Victor et François (jeudi, 22 janvier 2009)

C'est l'histoire d'un compagnonnage au-delà de la mort : celui de Victor Segalen et de François Cheng. Deux passeurs marchant en sens inverse.

segalen-1.gifVictor Segalen breton, médecin, poète et voyageur. Il va parcourir la Chine de 1908 à 1918 avant de décéder en 1919.

Par amour pour cette nation et cette civilisation il deviendra archéologue et conduira des recherches et des fouilles sur la dynastie Han. Son recueil de poèmes "Stèles" est un hymne à la Chine.

Cité violette interdite

"Elle est bâtie à l'image de Pei-king, capitale du Nord, sous un climat chaud à l'extrême ou plus froid que l'extrême froid.

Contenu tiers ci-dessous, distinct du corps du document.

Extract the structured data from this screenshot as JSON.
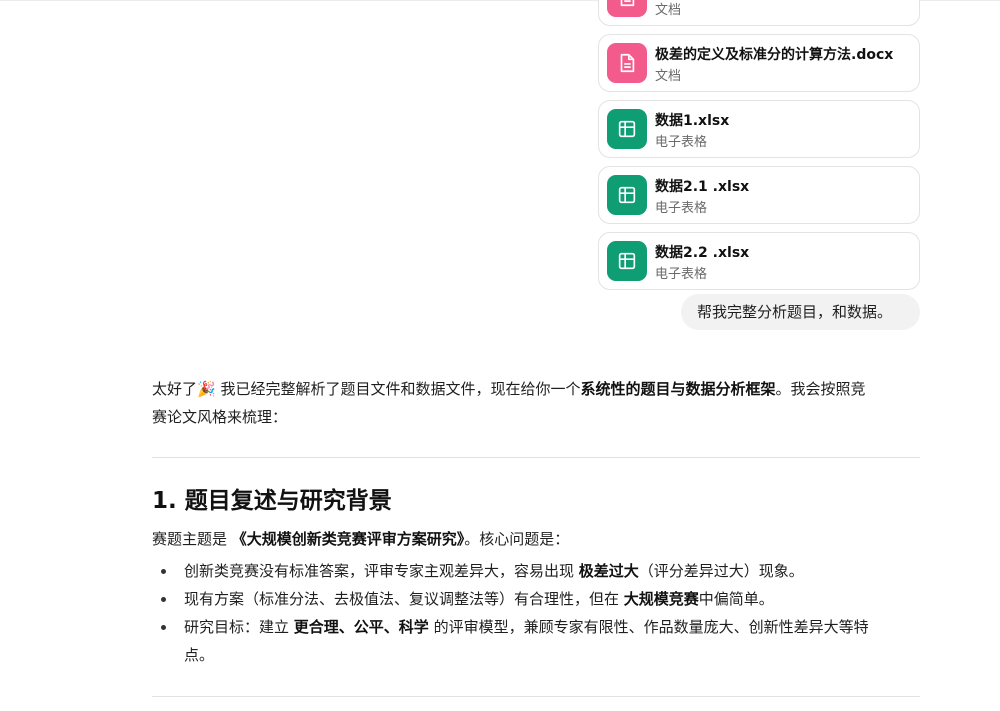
{
  "attachments": [
    {
      "name": "",
      "type": "文档",
      "kind": "doc",
      "color": "#f25b8b"
    },
    {
      "name": "极差的定义及标准分的计算方法.docx",
      "type": "文档",
      "kind": "doc",
      "color": "#f25b8b"
    },
    {
      "name": "数据1.xlsx",
      "type": "电子表格",
      "kind": "sheet",
      "color": "#0f9d73"
    },
    {
      "name": "数据2.1 .xlsx",
      "type": "电子表格",
      "kind": "sheet",
      "color": "#0f9d73"
    },
    {
      "name": "数据2.2 .xlsx",
      "type": "电子表格",
      "kind": "sheet",
      "color": "#0f9d73"
    }
  ],
  "user_message": "帮我完整分析题目，和数据。",
  "answer": {
    "intro": {
      "t1": "太好了",
      "emoji": "🎉",
      "t2": " 我已经完整解析了题目文件和数据文件，现在给你一个",
      "bold": "系统性的题目与数据分析框架",
      "t3": "。我会按照竞",
      "line2": "赛论文风格来梳理："
    },
    "section1": {
      "title": "1. 题目复述与研究背景",
      "para": {
        "t1": "赛题主题是 ",
        "bold": "《大规模创新类竞赛评审方案研究》",
        "t2": "。核心问题是："
      },
      "bullets": [
        {
          "t1": "创新类竞赛没有标准答案，评审专家主观差异大，容易出现 ",
          "bold": "极差过大",
          "t2": "（评分差异过大）现象。",
          "line2": ""
        },
        {
          "t1": "现有方案（标准分法、去极值法、复议调整法等）有合理性，但在 ",
          "bold": "大规模竞赛",
          "t2": "中偏简单。",
          "line2": ""
        },
        {
          "t1": "研究目标：建立 ",
          "bold": "更合理、公平、科学",
          "t2": " 的评审模型，兼顾专家有限性、作品数量庞大、创新性差异大等特",
          "line2": "点。"
        }
      ]
    }
  }
}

À l'entour, les maisons des marchands, l'hôtellerie ouverte à tout le monde avec ses lits de passage ses mangeoires et ses fumiers.

En retrait, l'enceinte hautaine, la Conquérante aux âpres remparts, aux redans, aux châteaux d'angles pour mes bons défenseurs.

Au milieu, cette muraille rouge, réservant au petit nombre son carré d'amitié parfaite.

Mais, centrale, souterraine et supérieure, pleine de palais, de lotus, mes eaux mortes, d'eunuques et de porcelaines, -- est ma Cité Violette interdite."

 

François Cheng est né chinois et est  devenu français par amour de la culture française. Il a été admis à l'Académie française.

Poète, auteur de très beaux romans comme "Le dit de Tyany", traducteur, essayiste.

Ils ne pouvaient que se rencontrer même si François Cheng est né en Chine dix ans après la mort de Segalen. C'est dans un livre de François Cheng que la rencontre avec Victor Segalen s'est produite.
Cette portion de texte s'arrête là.